December 5, 2016 at 10:35 am
I am working for a small company and have been placed in the roll of a DBA. I am a systems engineer with SQL knowledge. I know enough to be really dangerous. 🙂
I am not the original writer of this query. But I need to figure out how to make it work for my current need.
When I remove the where clause. I get the DB count from both servers. When I leave it, I only get the Groups that have databases. My end result is to list the group and count. whether a DB is present or not. see below
AAG Name Database count
AAG-test-01 1
AAG-test-02 0
select ag.Name, ag.Group_Id, agl.dns_name as 'ListenerName', COUNT(db.database_id) 'DatabaseCount'Â
from master.sys.availability_groups agÂ
inner join master.sys.availability_group_listeners agl on ag.group_id = agl.group_idÂ
left outer join sys.dm_hadr_database_replica_states db on db.group_id = ag.group_idÂ
where db.is_primary_replica = 1Â
group by ag.name, ag.group_id, agl.dns_name
I thank you kindly for any assistance and or explanation on how to accomplish this.
December 5, 2016 at 10:44 am
Something like this?
select
ag.Name, AGReplica.replica_server_name, ag.Group_Id, agl.dns_name as 'ListenerName', COUNT(db.database_id) 'DatabaseCount'
from
master.sys.availability_groups ag
left join
master.sys.availability_group_listeners agl
on ag.group_id = agl.group_id
left outer join
sys.dm_hadr_database_replica_states db
on db.group_id = ag.group_id
left join
sys.availability_replicas AGReplica
on AGReplica.group_id = ag.Group_Id
where db.is_primary_replica = 1
group by ag.name, ag.group_id, agl.dns_name, AGReplica.replica_server_name
I'm a DBA.
I'm not paid to solve problems. I'm paid to prevent them.
December 5, 2016 at 11:07 am
It sounds like the is_primary_replica condition should be part of the JOIN criteria instead of in the WHERE clause.

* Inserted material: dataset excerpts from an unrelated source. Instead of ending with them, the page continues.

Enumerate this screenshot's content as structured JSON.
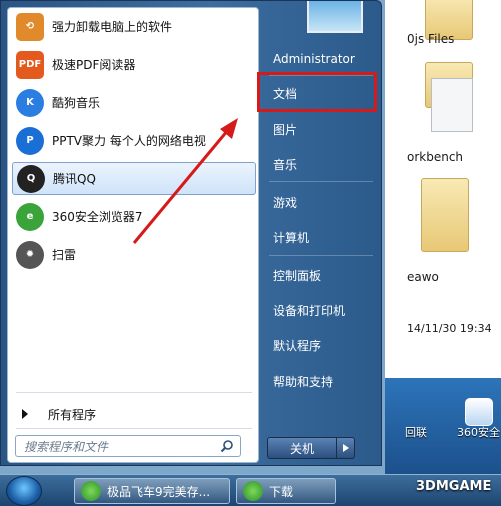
{
  "start_menu": {
    "programs": [
      {
        "label": "强力卸载电脑上的软件",
        "icon": "uninstall-icon",
        "color": "#e08a2b"
      },
      {
        "label": "极速PDF阅读器",
        "icon": "pdf-icon",
        "color": "#e45a1e",
        "icon_text": "PDF"
      },
      {
        "label": "酷狗音乐",
        "icon": "kugou-icon",
        "color": "#2a7de1",
        "icon_text": "K"
      },
      {
        "label": "PPTV聚力 每个人的网络电视",
        "icon": "pptv-icon",
        "color": "#1a6fd6",
        "icon_text": "P"
      },
      {
        "label": "腾讯QQ",
        "icon": "qq-icon",
        "color": "#222222",
        "icon_text": "Q",
        "selected": true
      },
      {
        "label": "360安全浏览器7",
        "icon": "browser-360-icon",
        "color": "#3aa43a",
        "icon_text": "e"
      },
      {
        "label": "扫雷",
        "icon": "minesweeper-icon",
        "color": "#555555",
        "icon_text": "✹"
      }
    ],
    "all_programs": "所有程序",
    "search_placeholder": "搜索程序和文件",
    "right_items": [
      "Administrator",
      "文档",
      "图片",
      "音乐",
      "游戏",
      "计算机",
      "控制面板",
      "设备和打印机",
      "默认程序",
      "帮助和支持"
    ],
    "shutdown": "关机"
  },
  "background": {
    "explorer_items": [
      "0js Files",
      "orkbench",
      "eawo",
      "14/11/30 19:34"
    ],
    "desktop_items": [
      "回联",
      "360安全..."
    ]
  },
  "taskbar": {
    "buttons": [
      "极品飞车9完美存...",
      "下载"
    ],
    "watermark": "3DMGAME"
  },
  "colors": {
    "highlight": "#d61a1a",
    "arrow": "#d61a1a"
  }
}
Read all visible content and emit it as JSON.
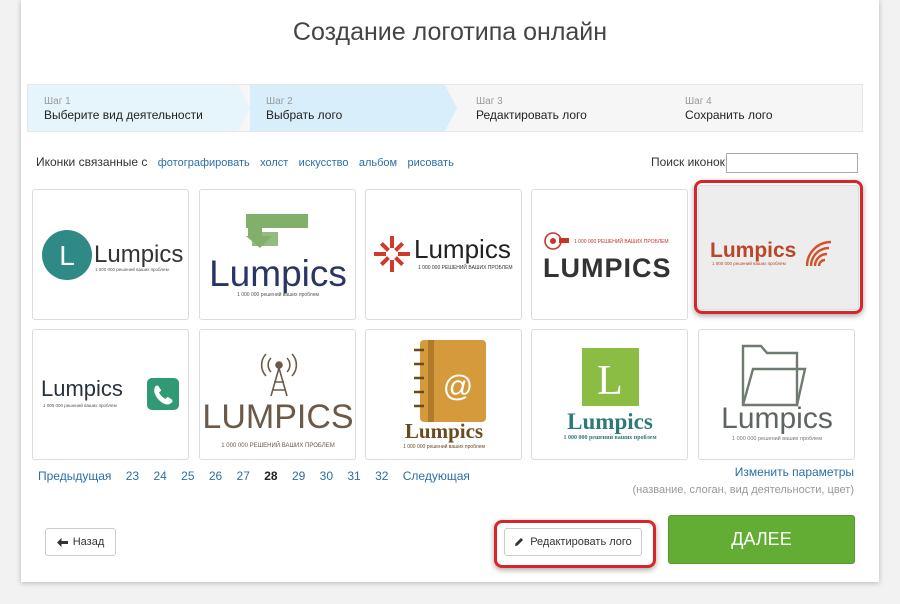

select ag.Name, ag.Group_Id, agl.dns_name as 'ListenerName', COUNT(db.database_id) 'DatabaseCount'
from master.sys.availability_groups ag
inner join master.sys.availability_group_listeners agl on ag.group_id = agl.group_id
left outer join sys.dm_hadr_database_replica_states db on db.group_id = ag.group_id
AND db.is_primary_replica = 1 -- moved from WHERE clause
group by ag.name, ag.group_id, agl.dns_name
What is happening is that you have criteria on the outer table of your join, which essentially converts your OUTER JOIN to an INNER JOIN. By moving the criteria from the WHERE clause to the ON clause, you are preserving your OUTER JOIN
Drew
Edited to add an explanation.
J. Drew Allen
Business Intelligence Analyst
Philadelphia, PA
December 5, 2016 at 11:13 am
That was the answer! I cant thank you enough for the assist. I have been reading and beating me head on the desk. Never surprises me that the answer ends up being something so simple.